F Kunst und Medien

Indikator

F10

Sexistische Werbung

Gleichstellungsziel 1

Geschlechtergerechte Repräsentation in den Medien

Seit Februar 2012 können an die Werbewatchgroup Wien Beschwerden wegen sexistischer Werbung gerichtet werden, um gegen sexistische Werbung in Wien aktiv zu werden. [Anm.6]

Im Jahr 2015 werden 85 Beschwerden eingebracht. Von diesen 85 wurden 46 voll- ständig eingereichte Beschwerden einer Bewertung unterzogen, d.h. wurden entsprechend dem Kriterienkatalog „Was ist sexistische Werbung?“ bewertet. Bei den restlichen Beschwerden wurde aus unterschiedlichen Gründen keine Bewertung vorgenommen: etwa da die Meldung nicht den Raum Wien betraf, die Werbung nicht mehr aktuell war oder notwendige Informationen fehlten (z.B. kein entsprechendes Bild). Weiter wurden Mehrfacheinreichungen nur einmal bewertet. Auffällig dabei war ein Werbesujet welches 35 Mal eingereicht wurde, dies lässt auf eine zunehmende Sensibilisierung für sexistische Werbung schließen. 30 der von der Werbewatchgroup berücksichtigten Werbungen wurden als sexistisch eingestuft, das sind 65% aller bewerteten Werbungen. Bei 45% der als sexistisch bewerteten Sujets handelt es sich um ein Produkt (bspw.
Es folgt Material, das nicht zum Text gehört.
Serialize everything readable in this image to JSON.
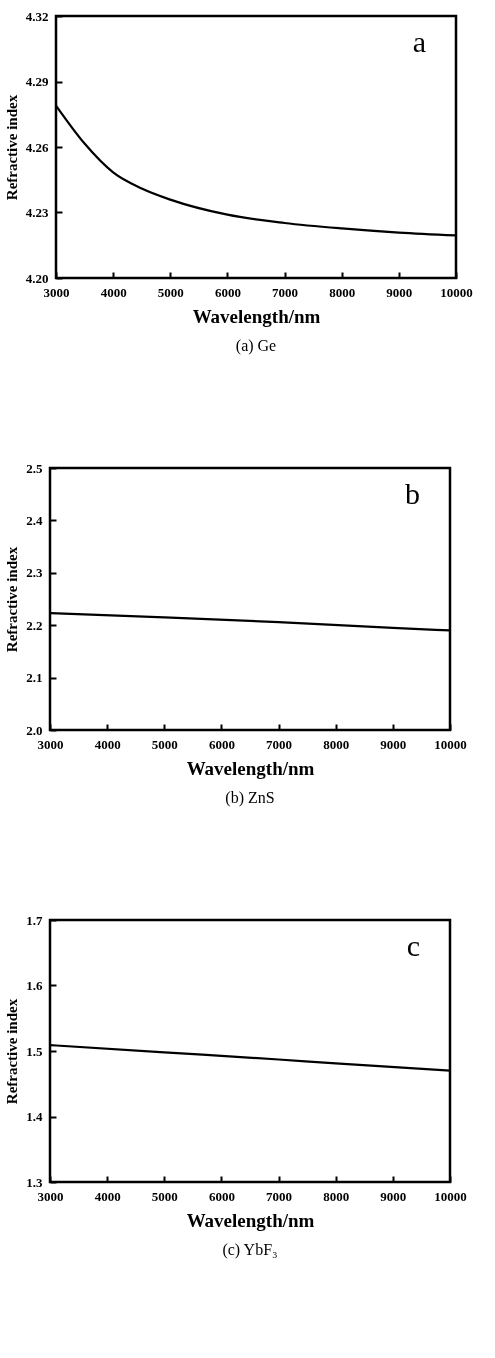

Getränk oder Lebensmittel), bei rund einem weiteren Viertel um eine (nicht sexuelle) Dienstleistung und zu je rund einem Achtel um eine sexuelle Dienstleistung oder Veranstaltung. Das häufigste Kriterium, weshalb eine Werbung als sexistisch bewertet wird, stellt die Sexualisierung von Frauen dar, gefolgt von Rollenstereotypen, die entweder Frauen und Männer oder nur Frauen betreffen.

Im Jahr 2012 sind 116 Beschwerden bei der Watchgroup eingelangt, davon konnten 59 Werbungen mit folgendem Ergebnis bewertet werden: 48 Werbungen sind als sexistisch bewertet worden (81% aller bewerteten Werbungen). Es zeigen sich daher sowohl ein Rückgang, was die Zahl der eingelangten Beschwerden betrifft, als auch ein Rückgang des Anteils der als sexistisch bewerteten Werbungen an allen bewerteten Werbungen.

Indikator

F10

Gleichstellungsziel 4

Geschlechtergerechte Repräsentation in den Medien

Anmerkung 6

Die Werbungen werden anhand definierter Kriterien von ExpertInnen des Bereichs Gender/Sexismus innerhalb der Stadtverwaltung sowie von unabhängigen externen ExpertInnen gemeinsam bewertet (vgl. MA 57 2003).